I carried my hot mug of coffee back to my seat. Then I started going through my list of AWOL GIs.
Three out of the three dozen were in field artillery units. One at Camp Stanley in Uijongbu, another at Camp Howze near Pupyong-ni, and another at Camp Pelham near Munsan. I jotted down names. Of the three, two were typically Anglo-Saxon, and the third guy was named Jamal. I figured him to be black and crossed him off my list. That left two: Kevin S. Wintersmith at Camp Howze and Rodney Boltworks at Camp Pelham.
Which one to roust first? No way to decide. Geography was the tie breaker. Camp Howze was closer to Seoul, and if Wintersmith didn’t pan out, Ernie and I could drive farther north on the Military Supply Route toward the Demilitarized Zone to Camp Pelham and check out Private First Class Rodney Boltworks.
I stuffed my notebook into my pocket, finished my coffee, and told Ernie it was time to go. He rose from his chair, unconcerned, but Miss Kim frowned, sorry to see him leave.
Staff Sergeant Riley remained hunched over his paperwork, and even as we stomped out of the office, he continued trying to pretend that we hadn’t even been there.
The morning was wonderfully cool and overcast and in the open-topped jeep, as we sped north on the two-lane highway, a line of crystal blue hovered above brown rice paddies. Layered atop the line was a ceiling of churning gray clouds.
Camp Howze sat about a half mile off the MSR, on a hilltop overlooking a bar-spangled village. The Second Division MPs up here were more suspicious than their 8th Army counterparts back in Seoul and at the main gate they studied our identification and our vehicle dispatch carefully. Before waving us through, they radioed ahead to the Command Post to let them know we were coming.
As we pulled up to the sand-bagged bunker, a field-grade officer wearing a fur-lined cap stepped out to greet us. When we told him what we wanted, he marched us right into the Operations Center. In minutes, Private Kevin S. Wintersmith stood at attention in front of us. He had a short red crew cut, moist green eyes, and his fatigues, face, and hands were soiled and reeked of rancid lard from the grease traps he’d been cleaning. The major told us the story. Of his own volition, Wintersmith had returned to his unit two days ago and he’d been pulling KP-kitchen police duty-ever since.
Just to be thorough, I pulled out the sketch of the Caucasian GI and looked at it. So did Ernie. So did the major.
Not even close.
Wintersmith had never heard of the Olympos Casino in Inchon nor of Brothel Number 17 at the Yellow House. Nor of a teenage girl named Mi-ja whose arm had been lined with cigarette burns.
We thanked the major, returned to our jeep, and continued north toward the DMZ.
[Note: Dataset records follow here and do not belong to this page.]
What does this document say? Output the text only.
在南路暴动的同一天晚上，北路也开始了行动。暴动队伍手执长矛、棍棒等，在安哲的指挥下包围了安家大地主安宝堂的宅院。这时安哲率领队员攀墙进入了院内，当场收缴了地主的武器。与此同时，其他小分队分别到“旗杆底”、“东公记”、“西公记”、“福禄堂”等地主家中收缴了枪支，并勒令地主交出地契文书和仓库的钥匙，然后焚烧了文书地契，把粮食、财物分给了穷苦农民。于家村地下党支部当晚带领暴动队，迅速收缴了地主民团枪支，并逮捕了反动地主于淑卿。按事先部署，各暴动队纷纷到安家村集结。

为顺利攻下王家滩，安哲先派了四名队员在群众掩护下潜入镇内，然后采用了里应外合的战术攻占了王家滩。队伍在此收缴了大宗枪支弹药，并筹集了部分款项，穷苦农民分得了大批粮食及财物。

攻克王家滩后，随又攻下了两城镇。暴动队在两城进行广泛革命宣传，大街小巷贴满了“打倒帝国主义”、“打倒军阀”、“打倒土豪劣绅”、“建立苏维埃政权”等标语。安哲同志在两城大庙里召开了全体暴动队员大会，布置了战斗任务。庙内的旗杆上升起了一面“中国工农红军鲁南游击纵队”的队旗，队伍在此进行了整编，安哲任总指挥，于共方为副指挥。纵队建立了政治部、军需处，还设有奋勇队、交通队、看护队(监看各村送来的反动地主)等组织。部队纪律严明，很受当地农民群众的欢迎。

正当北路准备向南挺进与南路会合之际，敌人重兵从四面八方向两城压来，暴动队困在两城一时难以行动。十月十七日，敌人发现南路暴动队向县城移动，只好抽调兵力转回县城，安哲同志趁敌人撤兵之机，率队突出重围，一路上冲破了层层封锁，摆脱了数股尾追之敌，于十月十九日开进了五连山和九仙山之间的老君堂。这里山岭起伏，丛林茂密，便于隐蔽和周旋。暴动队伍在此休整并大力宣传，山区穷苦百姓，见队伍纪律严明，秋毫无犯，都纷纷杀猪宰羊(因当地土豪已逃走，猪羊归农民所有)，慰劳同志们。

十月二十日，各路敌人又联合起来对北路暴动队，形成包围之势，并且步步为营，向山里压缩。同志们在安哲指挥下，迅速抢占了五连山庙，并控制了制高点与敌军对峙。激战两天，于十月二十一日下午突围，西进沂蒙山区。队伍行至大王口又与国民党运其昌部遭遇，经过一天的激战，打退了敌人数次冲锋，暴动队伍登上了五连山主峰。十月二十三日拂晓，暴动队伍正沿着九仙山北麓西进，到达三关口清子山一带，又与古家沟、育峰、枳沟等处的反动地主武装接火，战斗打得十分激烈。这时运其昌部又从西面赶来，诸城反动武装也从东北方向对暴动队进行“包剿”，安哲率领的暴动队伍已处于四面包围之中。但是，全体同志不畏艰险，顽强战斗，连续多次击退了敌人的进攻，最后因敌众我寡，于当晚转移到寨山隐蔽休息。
At the main gate of Camp Pelham, one MP and two uniformed Korean security guards studied our emergency vehicle dispatch. Behind them, a wooden bridge spanned a rock-strewn gully. Above the guard shack, a neatly painted arch said: Welcome to the Home of the 2/17th Field Artillery. Then in smaller letters: Shoot, Move, and Communicate! The MP tried to scratch his head, but his fingers were blocked by the rim of his black helmet liner.